Creating file from an existing file using CUT, is it the best option?

abhishekakaomi · May 30, 2011, 7:01am

Dear All,

I have a requirement in which i have to load a file placed in FTP location onto my database. The process i'll follow is as below:
1) Get the files using FTP.
2) Create the desired load files as i have to load only 19 fields out of the 104 available in the file.
The fields i require can only be distinguished using their position. E.g 1-3 is one value, 5th field is another, 16-33 is another and so on for 19 fields.

I'm using CUT command to create a new file which will have "|" as delimiter.
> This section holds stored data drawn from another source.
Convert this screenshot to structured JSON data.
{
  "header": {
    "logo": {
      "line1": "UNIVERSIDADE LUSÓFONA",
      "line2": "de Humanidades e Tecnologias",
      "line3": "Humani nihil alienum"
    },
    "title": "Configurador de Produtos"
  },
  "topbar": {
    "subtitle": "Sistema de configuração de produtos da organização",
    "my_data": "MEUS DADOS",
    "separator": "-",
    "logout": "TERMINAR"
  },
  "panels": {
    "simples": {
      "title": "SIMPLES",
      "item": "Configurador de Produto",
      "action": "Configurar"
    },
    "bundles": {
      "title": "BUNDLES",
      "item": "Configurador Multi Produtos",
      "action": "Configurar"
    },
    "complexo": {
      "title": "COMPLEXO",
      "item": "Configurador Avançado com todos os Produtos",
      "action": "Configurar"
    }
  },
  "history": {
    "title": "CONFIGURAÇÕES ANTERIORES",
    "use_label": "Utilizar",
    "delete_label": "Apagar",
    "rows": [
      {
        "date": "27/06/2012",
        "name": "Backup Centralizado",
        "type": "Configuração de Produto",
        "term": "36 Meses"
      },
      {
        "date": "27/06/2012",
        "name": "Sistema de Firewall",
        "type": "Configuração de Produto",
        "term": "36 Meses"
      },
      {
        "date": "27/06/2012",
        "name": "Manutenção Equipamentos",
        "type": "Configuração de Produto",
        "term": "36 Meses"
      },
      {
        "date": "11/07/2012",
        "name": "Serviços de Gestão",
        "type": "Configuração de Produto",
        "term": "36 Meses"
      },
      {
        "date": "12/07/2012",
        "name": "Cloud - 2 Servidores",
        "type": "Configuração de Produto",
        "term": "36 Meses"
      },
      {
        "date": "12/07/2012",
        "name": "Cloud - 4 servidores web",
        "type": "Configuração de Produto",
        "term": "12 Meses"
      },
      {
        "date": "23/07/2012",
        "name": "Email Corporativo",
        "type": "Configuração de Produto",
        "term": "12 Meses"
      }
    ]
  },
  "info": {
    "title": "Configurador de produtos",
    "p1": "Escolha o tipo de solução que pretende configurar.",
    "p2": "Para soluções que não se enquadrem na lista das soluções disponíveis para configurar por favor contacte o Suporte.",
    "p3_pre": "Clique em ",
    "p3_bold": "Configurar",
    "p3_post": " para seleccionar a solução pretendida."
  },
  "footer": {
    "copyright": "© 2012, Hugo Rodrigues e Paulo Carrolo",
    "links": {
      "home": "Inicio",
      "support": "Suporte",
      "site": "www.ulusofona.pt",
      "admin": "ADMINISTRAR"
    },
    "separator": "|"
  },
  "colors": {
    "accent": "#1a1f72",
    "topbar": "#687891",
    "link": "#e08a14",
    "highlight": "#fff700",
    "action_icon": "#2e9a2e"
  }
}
So while cutting the fields i'm appending the delimiter.
3) The file created above will then be used to load into database, pipe "|" being the delimiter using SQLLDR utility.
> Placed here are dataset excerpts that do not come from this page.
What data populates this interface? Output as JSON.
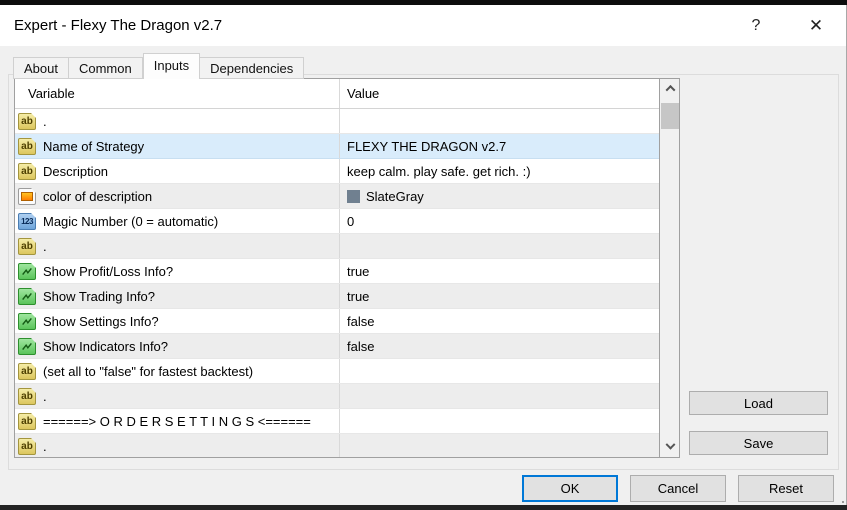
{
  "window": {
    "title": "Expert - Flexy The Dragon v2.7",
    "help_glyph": "?",
    "close_glyph": "✕"
  },
  "tabs": [
    {
      "label": "About",
      "active": false
    },
    {
      "label": "Common",
      "active": false
    },
    {
      "label": "Inputs",
      "active": true
    },
    {
      "label": "Dependencies",
      "active": false
    }
  ],
  "table": {
    "columns": [
      "Variable",
      "Value"
    ],
    "rows": [
      {
        "icon": "text",
        "variable": ".",
        "value": ""
      },
      {
        "icon": "text",
        "variable": "Name of Strategy",
        "value": "FLEXY THE DRAGON v2.7",
        "state": "selected"
      },
      {
        "icon": "text",
        "variable": "Description",
        "value": "keep calm. play safe. get rich. :)"
      },
      {
        "icon": "color",
        "variable": "color of description",
        "value": "SlateGray",
        "swatch": "#708090"
      },
      {
        "icon": "number",
        "variable": "Magic Number (0 = automatic)",
        "value": "0"
      },
      {
        "icon": "text",
        "variable": ".",
        "value": ""
      },
      {
        "icon": "bool",
        "variable": "Show Profit/Loss Info?",
        "value": "true"
      },
      {
        "icon": "bool",
        "variable": "Show Trading Info?",
        "value": "true"
      },
      {
        "icon": "bool",
        "variable": "Show Settings Info?",
        "value": "false"
      },
      {
        "icon": "bool",
        "variable": "Show Indicators Info?",
        "value": "false"
      },
      {
        "icon": "text",
        "variable": "(set all to \"false\" for fastest backtest)",
        "value": ""
      },
      {
        "icon": "text",
        "variable": ".",
        "value": ""
      },
      {
        "icon": "text",
        "variable": "======> O R D E R  S E T T I N G S <======",
        "value": ""
      },
      {
        "icon": "text",
        "variable": ".",
        "value": ""
      }
    ]
  },
  "icons": {
    "text_param_glyph": "ab",
    "number_param_glyph": "123",
    "bool_param": "line-chart",
    "color_param": "color-swatch",
    "scroll_up": "chevron-up",
    "scroll_down": "chevron-down"
  },
  "buttons": {
    "load": "Load",
    "save": "Save",
    "ok": "OK",
    "cancel": "Cancel",
    "reset": "Reset"
  },
  "colors": {
    "accent": "#0078d7",
    "selection_bg": "#d9ecfb",
    "slategray_value": "#708090"
  }
}
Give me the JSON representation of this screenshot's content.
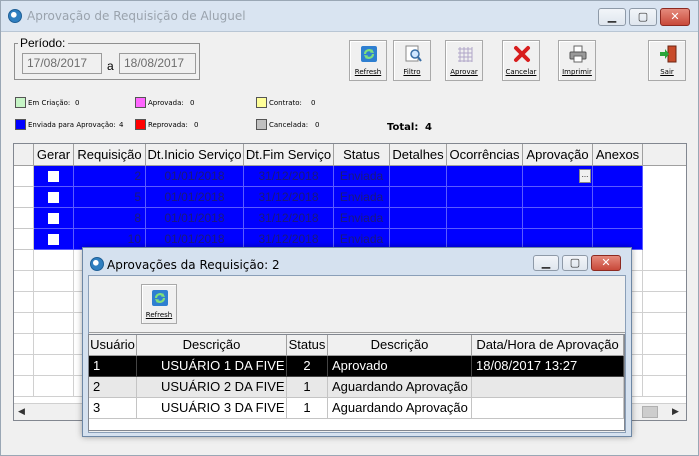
{
  "window": {
    "title": "Aprovação de Requisição de Aluguel"
  },
  "periodo": {
    "label": "Período:",
    "start": "17/08/2017",
    "separator": "a",
    "end": "18/08/2017"
  },
  "toolbar": {
    "refresh": "Refresh",
    "filtro": "Filtro",
    "aprovar": "Aprovar",
    "cancelar": "Cancelar",
    "imprimir": "Imprimir",
    "sair": "Sair"
  },
  "legend": {
    "em_criacao": "Em Criação:",
    "em_criacao_count": "0",
    "aprovada": "Aprovada:",
    "aprovada_count": "0",
    "contrato": "Contrato:",
    "contrato_count": "0",
    "enviada": "Enviada para Aprovação:",
    "enviada_count": "4",
    "reprovada": "Reprovada:",
    "reprovada_count": "0",
    "cancelada": "Cancelada:",
    "cancelada_count": "0",
    "total_label": "Total:",
    "total_value": "4",
    "colors": {
      "em_criacao": "#c6f5c6",
      "aprovada": "#ff66ff",
      "contrato": "#ffff99",
      "enviada": "#0000ff",
      "reprovada": "#ff0000",
      "cancelada": "#c0c0c0"
    }
  },
  "grid": {
    "headers": [
      "Gerar",
      "Requisição",
      "Dt.Inicio Serviço",
      "Dt.Fim Serviço",
      "Status",
      "Detalhes",
      "Ocorrências",
      "Aprovação",
      "Anexos"
    ],
    "rows": [
      {
        "requisicao": "2",
        "inicio": "01/01/2018",
        "fim": "31/12/2018",
        "status": "Enviada"
      },
      {
        "requisicao": "5",
        "inicio": "01/01/2018",
        "fim": "31/12/2018",
        "status": "Enviada"
      },
      {
        "requisicao": "8",
        "inicio": "01/01/2018",
        "fim": "31/12/2018",
        "status": "Enviada"
      },
      {
        "requisicao": "10",
        "inicio": "01/01/2018",
        "fim": "31/12/2018",
        "status": "Enviada"
      }
    ],
    "ellipsis": "..."
  },
  "dialog": {
    "title": "Aprovações da Requisição: 2",
    "refresh": "Refresh",
    "headers": [
      "Usuário",
      "Descrição",
      "Status",
      "Descrição",
      "Data/Hora de Aprovação"
    ],
    "rows": [
      {
        "usuario": "1",
        "descricao": "USUÁRIO 1 DA FIVE",
        "status": "2",
        "status_desc": "Aprovado",
        "data": "18/08/2017 13:27"
      },
      {
        "usuario": "2",
        "descricao": "USUÁRIO 2 DA FIVE",
        "status": "1",
        "status_desc": "Aguardando Aprovação",
        "data": ""
      },
      {
        "usuario": "3",
        "descricao": "USUÁRIO 3 DA FIVE",
        "status": "1",
        "status_desc": "Aguardando Aprovação",
        "data": ""
      }
    ]
  }
}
My concern is the step no. 2), as even for a file of length 10000 (each line 3159), it takes around 20 minutes . And i have to process around >7500000 records per day.
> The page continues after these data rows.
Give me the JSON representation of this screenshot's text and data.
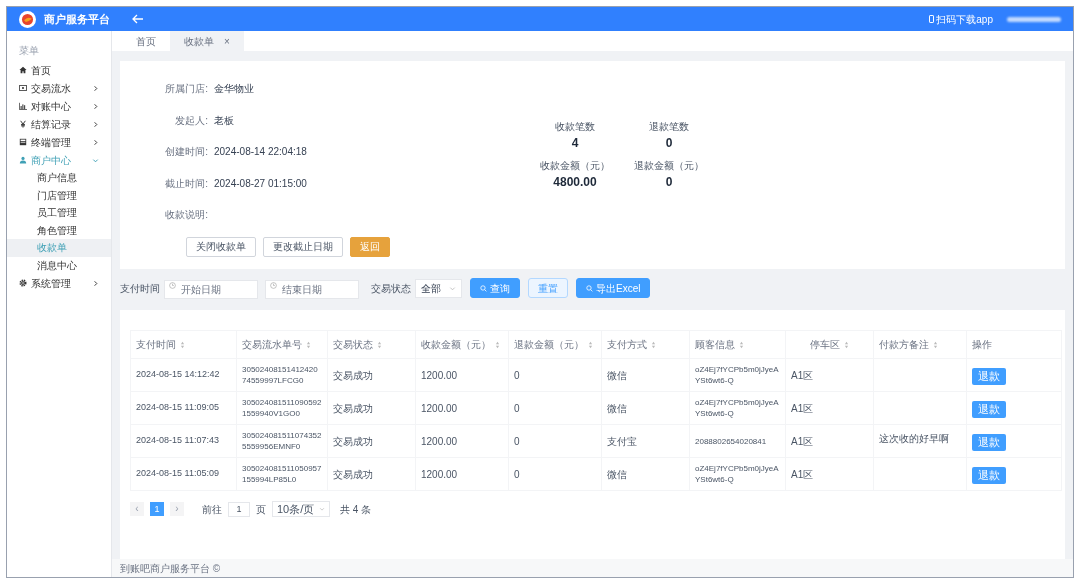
{
  "header": {
    "title": "商户服务平台",
    "download": "扫码下载app"
  },
  "sidebar": {
    "heading": "菜单",
    "items": [
      {
        "label": "首页",
        "expanded": false,
        "selected": false,
        "has_arrow": false
      },
      {
        "label": "交易流水",
        "expanded": false,
        "selected": false,
        "has_arrow": true
      },
      {
        "label": "对账中心",
        "expanded": false,
        "selected": false,
        "has_arrow": true
      },
      {
        "label": "结算记录",
        "expanded": false,
        "selected": false,
        "has_arrow": true
      },
      {
        "label": "终端管理",
        "expanded": false,
        "selected": false,
        "has_arrow": true
      },
      {
        "label": "商户中心",
        "expanded": true,
        "selected": false,
        "has_arrow": true,
        "children": [
          {
            "label": "商户信息",
            "selected": false
          },
          {
            "label": "门店管理",
            "selected": false
          },
          {
            "label": "员工管理",
            "selected": false
          },
          {
            "label": "角色管理",
            "selected": false
          },
          {
            "label": "收款单",
            "selected": true
          },
          {
            "label": "消息中心",
            "selected": false
          }
        ]
      },
      {
        "label": "系统管理",
        "expanded": false,
        "selected": false,
        "has_arrow": true
      }
    ]
  },
  "tabs": [
    {
      "label": "首页",
      "selected": false,
      "closable": false
    },
    {
      "label": "收款单",
      "selected": true,
      "closable": true,
      "close": "×"
    }
  ],
  "detail": {
    "fields": [
      {
        "label": "所属门店:",
        "value": "金华物业"
      },
      {
        "label": "发起人:",
        "value": "老板"
      },
      {
        "label": "创建时间:",
        "value": "2024-08-14 22:04:18"
      },
      {
        "label": "截止时间:",
        "value": "2024-08-27 01:15:00"
      },
      {
        "label": "收款说明:"
      }
    ],
    "stats": [
      {
        "label": "收款笔数",
        "value": "4"
      },
      {
        "label": "退款笔数",
        "value": "0"
      },
      {
        "label": "收款金额（元）",
        "value": "4800.00"
      },
      {
        "label": "退款金额（元）",
        "value": "0"
      }
    ],
    "buttons": [
      {
        "label": "关闭收款单",
        "kind": "plain"
      },
      {
        "label": "更改截止日期",
        "kind": "plain"
      },
      {
        "label": "返回",
        "kind": "warning"
      }
    ]
  },
  "filter": {
    "label": "支付时间",
    "start_placeholder": "开始日期",
    "end_placeholder": "结束日期",
    "status_label": "交易状态",
    "status_value": "全部",
    "buttons": [
      {
        "label": "查询",
        "kind": "primary",
        "icon": true
      },
      {
        "label": "重置",
        "kind": "light",
        "icon": false
      },
      {
        "label": "导出Excel",
        "kind": "primary",
        "icon": true
      }
    ]
  },
  "table": {
    "columns": [
      {
        "label": "支付时间",
        "sortable": true
      },
      {
        "label": "交易流水单号",
        "sortable": true
      },
      {
        "label": "交易状态",
        "sortable": true
      },
      {
        "label": "收款金额（元）",
        "sortable": true
      },
      {
        "label": "退款金额（元）",
        "sortable": true
      },
      {
        "label": "支付方式",
        "sortable": true
      },
      {
        "label": "顾客信息",
        "sortable": true
      },
      {
        "label": "停车区",
        "sortable": true
      },
      {
        "label": "付款方备注",
        "sortable": true
      },
      {
        "label": "操作",
        "sortable": false
      }
    ],
    "rows": [
      {
        "cells": [
          "2024-08-15 14:12:42",
          "3050240815141242074559997LFCG0",
          "交易成功",
          "1200.00",
          "0",
          "微信",
          "oZ4Ej7fYCPb5m0jJyeAYSt6wt6-Q",
          "A1区",
          ""
        ],
        "action": "退款"
      },
      {
        "cells": [
          "2024-08-15 11:09:05",
          "3050240815110905921559940V1GO0",
          "交易成功",
          "1200.00",
          "0",
          "微信",
          "oZ4Ej7fYCPb5m0jJyeAYSt6wt6-Q",
          "A1区",
          ""
        ],
        "action": "退款"
      },
      {
        "cells": [
          "2024-08-15 11:07:43",
          "3050240815110743525559956EMNF0",
          "交易成功",
          "1200.00",
          "0",
          "支付宝",
          "2088802654020841",
          "A1区",
          "这次收的好早啊"
        ],
        "action": "退款"
      },
      {
        "cells": [
          "2024-08-15 11:05:09",
          "305024081511050957155994LP85L0",
          "交易成功",
          "1200.00",
          "0",
          "微信",
          "oZ4Ej7fYCPb5m0jJyeAYSt6wt6-Q",
          "A1区",
          ""
        ],
        "action": "退款"
      }
    ]
  },
  "pagination": {
    "prev": "‹",
    "pages": [
      {
        "label": "1",
        "selected": true
      }
    ],
    "next": "›",
    "goto": "前往",
    "goto_value": "1",
    "page_unit": "页",
    "page_size": "10条/页",
    "total": "共 4 条"
  },
  "footer": "到账吧商户服务平台 ©"
}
Is there any other method to achieve wht i want in a much shorter time :wall:?

I'm new to Unix, so please point out if you see any area for improvement.

Unix box is : SunOS 5.8

Thanks!!

clx · May 30, 2011, 9:02am

Try for a chance..

while read LINE
do
 SQL=
 for i in 1-3 5 18-33 48-63 64-65 66-83 84-115 116-147 259-260 261-292 303-306 307-310 326-327 328-333 334 2126-2127 2206-2219 2220-2225 2226-2237
 do
  SQL=${SQL}$(echo "$LINE" | cut -c $i)"|"
 done
 echo $SQL >> test_load_file.txt
done < XYZ.cdr

binlib · May 30, 2011, 5:06pm

First, various *nix flavors of cut are very slow because they read a byte at a time. Try awk with substr. Make sure you use the C locale.
Second, with sqlldr you don't need to create a temp file to load. You can just mention the columns you need with positions and lengths in your control card. My experiences tell me it will be very fast.

rdcwayx · May 30, 2011, 9:34pm

upload input data file , maybe you needn't cut command at all.

if the column split by space or other, we can take them directly by:

awk '{print $2, $5, etc}' your_data.file

abhishekakaomi · May 31, 2011, 12:22am

Hi All,

Thanks for replying.

@binlib -->
I have tried using AWK but it gives "value too long error".
And, i didn't know if i there was a way to pick data position-wise in SQLLDR.
Could you please share an example on the file sample feed file i'm attaching??

@rdcwayx -->
There is no delimiter in the feed file, i'm only aware of the string positions which i require :(.

@anchal_khare -->
Will try out your method

Also, i am going to try one method, in which i'm thinking of placing a delimiter "|" in positions require using SED and then taking out the required fields using NAWK. Will keep you posted on status of the process.

Regards.

Peasant · May 31, 2011, 1:53am

You can also write a control file for sqlldr which will do just that.

Check POSITION syntax in sqlldr control files, it should be just what you are looking for.
i would write some example but i'm home, don't have access to oracle, but there is plenty online.

rdcwayx · May 31, 2011, 2:07am

If awk have "value too long error", try this:

while read line
do
  # E.g 1-3 is one value, 5th field is another, 16-33 is another and so on 
  echo ${line:1:3} ${line:5:1} ${line:16:17} ......
done < infile

abhishekakaomi · May 31, 2011, 3:39am

Dear All,
Thanks for your response.

Got the solution bye just mentioning the field postition in SQLLDR control file.

LOAD DATA
APPEND
INTO <table name>
TRAILING NULLCOLS
(
col1 POSITION(1:3) CHAR NULLIF col1=BLANKS,
:
:
)

As its very fast, 10,000 records are inserted in < 2sec.

But, still learned alot from the whole process of trying out various things to get the job done.